Saturday 23 October 2010

The rationalization behind cutting all of my hair off.



I've always aspired to look like Natalie Portman in Hotel Chevalier. There is a certain elegance in the way she bitchily commands the room in a trench coat and androgynous haircut. The same goes for Edie Sedgwick, and those random anorexic fashion majors running around campus.

I have always admired their confidence in the ability to pull off a masculine hair cut. It's easy enough to hide behind long pretty locks if you have a pimple or serious bags under your eyes. People will be distracted and not as focused on your face. There is also unfortunately the issue of what guys will think. We're brought up in a society where long hair for girls is considered the status quo, and straying from it makes you highly resemble Hilary Swank from Boys Don't Cry.

However, last night when I was pounding peppermint patty shots with Natalie (Whipped cream, peppermint schnapps, and chocolate sauce all in your mouth. Follow with serious gym time) I had an epiphany. I needed to make a serious lifestyle change.
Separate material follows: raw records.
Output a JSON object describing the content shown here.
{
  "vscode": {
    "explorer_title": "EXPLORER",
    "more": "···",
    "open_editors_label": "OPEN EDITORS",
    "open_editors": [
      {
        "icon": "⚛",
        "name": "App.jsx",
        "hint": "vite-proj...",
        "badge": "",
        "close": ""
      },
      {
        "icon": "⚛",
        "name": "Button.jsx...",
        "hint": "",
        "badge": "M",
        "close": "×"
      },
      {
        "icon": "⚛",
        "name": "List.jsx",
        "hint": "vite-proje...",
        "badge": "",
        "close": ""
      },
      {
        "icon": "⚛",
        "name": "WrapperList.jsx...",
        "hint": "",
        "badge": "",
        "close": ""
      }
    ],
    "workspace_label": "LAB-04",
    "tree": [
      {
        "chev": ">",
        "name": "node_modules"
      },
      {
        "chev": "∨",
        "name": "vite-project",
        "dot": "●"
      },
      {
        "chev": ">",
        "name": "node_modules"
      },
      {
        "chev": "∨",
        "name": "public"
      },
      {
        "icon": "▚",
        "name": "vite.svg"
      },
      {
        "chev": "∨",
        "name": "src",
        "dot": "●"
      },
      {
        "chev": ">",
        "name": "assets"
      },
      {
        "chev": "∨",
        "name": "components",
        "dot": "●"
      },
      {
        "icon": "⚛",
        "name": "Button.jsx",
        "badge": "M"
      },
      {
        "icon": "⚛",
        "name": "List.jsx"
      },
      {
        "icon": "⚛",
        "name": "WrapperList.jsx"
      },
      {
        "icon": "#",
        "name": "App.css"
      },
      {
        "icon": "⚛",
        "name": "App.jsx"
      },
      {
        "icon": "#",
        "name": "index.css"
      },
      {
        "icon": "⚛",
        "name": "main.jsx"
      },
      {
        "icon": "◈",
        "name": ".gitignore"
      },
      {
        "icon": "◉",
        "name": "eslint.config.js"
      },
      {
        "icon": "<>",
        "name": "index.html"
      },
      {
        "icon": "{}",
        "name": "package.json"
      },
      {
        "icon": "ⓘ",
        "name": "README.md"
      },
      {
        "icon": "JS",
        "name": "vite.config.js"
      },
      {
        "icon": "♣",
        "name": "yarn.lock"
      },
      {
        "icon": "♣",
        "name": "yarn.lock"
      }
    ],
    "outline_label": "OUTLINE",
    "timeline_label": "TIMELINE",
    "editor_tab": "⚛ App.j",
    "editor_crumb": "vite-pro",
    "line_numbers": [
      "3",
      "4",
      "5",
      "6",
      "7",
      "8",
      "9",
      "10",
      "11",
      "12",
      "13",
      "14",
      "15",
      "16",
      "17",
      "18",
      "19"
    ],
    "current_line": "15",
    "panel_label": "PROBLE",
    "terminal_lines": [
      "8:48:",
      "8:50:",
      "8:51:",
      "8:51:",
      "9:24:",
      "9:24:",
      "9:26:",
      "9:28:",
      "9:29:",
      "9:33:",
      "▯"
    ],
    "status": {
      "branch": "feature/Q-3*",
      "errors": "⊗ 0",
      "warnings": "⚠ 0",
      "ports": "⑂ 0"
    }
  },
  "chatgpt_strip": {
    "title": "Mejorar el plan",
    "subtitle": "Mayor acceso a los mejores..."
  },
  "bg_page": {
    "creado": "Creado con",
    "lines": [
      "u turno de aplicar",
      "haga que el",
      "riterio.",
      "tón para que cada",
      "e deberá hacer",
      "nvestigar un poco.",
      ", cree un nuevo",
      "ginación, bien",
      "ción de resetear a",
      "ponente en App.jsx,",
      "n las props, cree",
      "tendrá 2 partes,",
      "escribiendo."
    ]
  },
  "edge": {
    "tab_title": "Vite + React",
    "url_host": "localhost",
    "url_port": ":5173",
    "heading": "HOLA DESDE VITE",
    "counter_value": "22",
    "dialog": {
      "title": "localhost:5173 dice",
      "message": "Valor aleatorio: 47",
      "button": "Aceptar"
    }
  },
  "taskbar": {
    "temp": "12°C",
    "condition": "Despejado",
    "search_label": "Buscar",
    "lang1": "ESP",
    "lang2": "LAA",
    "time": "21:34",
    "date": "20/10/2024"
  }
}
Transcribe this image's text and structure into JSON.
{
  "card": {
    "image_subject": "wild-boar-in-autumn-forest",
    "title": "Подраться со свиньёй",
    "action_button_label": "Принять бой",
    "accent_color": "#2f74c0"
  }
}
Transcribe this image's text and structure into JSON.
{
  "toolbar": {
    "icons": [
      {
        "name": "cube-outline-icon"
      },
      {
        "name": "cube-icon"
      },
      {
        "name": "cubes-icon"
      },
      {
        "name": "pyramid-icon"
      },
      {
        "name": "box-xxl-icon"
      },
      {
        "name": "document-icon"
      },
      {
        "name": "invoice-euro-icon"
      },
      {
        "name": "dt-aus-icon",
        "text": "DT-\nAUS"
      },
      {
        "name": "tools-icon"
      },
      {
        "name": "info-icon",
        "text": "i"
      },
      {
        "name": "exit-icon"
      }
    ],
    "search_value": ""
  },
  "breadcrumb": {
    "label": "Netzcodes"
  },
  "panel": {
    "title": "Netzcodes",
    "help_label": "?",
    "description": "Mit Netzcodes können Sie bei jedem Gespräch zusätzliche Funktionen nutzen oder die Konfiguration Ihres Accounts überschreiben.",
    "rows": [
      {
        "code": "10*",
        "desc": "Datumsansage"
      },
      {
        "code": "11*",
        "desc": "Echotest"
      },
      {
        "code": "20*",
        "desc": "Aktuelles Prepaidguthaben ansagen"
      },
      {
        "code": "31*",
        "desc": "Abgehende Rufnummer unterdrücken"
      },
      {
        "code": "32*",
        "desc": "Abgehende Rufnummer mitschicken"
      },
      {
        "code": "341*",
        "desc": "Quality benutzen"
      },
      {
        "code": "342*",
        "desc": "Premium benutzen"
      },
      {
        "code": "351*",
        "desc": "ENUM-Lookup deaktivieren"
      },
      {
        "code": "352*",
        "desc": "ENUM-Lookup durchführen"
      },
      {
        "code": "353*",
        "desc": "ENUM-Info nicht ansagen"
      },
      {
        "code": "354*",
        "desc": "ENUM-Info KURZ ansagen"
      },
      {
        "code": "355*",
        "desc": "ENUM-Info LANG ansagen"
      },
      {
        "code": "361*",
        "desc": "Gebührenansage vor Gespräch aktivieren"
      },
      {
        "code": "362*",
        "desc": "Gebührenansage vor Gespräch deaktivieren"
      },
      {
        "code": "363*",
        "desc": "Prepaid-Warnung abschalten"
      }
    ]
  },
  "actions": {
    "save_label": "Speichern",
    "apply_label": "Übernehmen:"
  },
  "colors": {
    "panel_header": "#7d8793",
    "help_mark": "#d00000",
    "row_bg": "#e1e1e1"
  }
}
The apathy towards my major had reached epic heights, and my decision making skills have been poor of late. I needed a fresh start, preferably one that didn't include retail therapy.

After several more drinks, an ill-conceived frat party, an allergic reaction to said drinks (damn you red dye B5) and one of the worst texts I have ever received, my gut reaction was to call the salon as soon as I woke up this morning. Farewell curly Jew fro, hello pixie cut.

I don't know if it's because I've grown more confident over the years, or if I just stopped caring what other people think of me. Probably the latter, but nevertheless I'm damn proud of myself for not audibly crying when I saw all of my hair falling to the ground. I was initially scared that I would look too much like a little school boy, but then I realized I had two rather large reasons how they couldn't.

I may wake up tomorrow with the horrible realization that it will take at least two years for my hair to fully grow back, but for right now I'm not in panic mode. I'm too busy modeling headbands.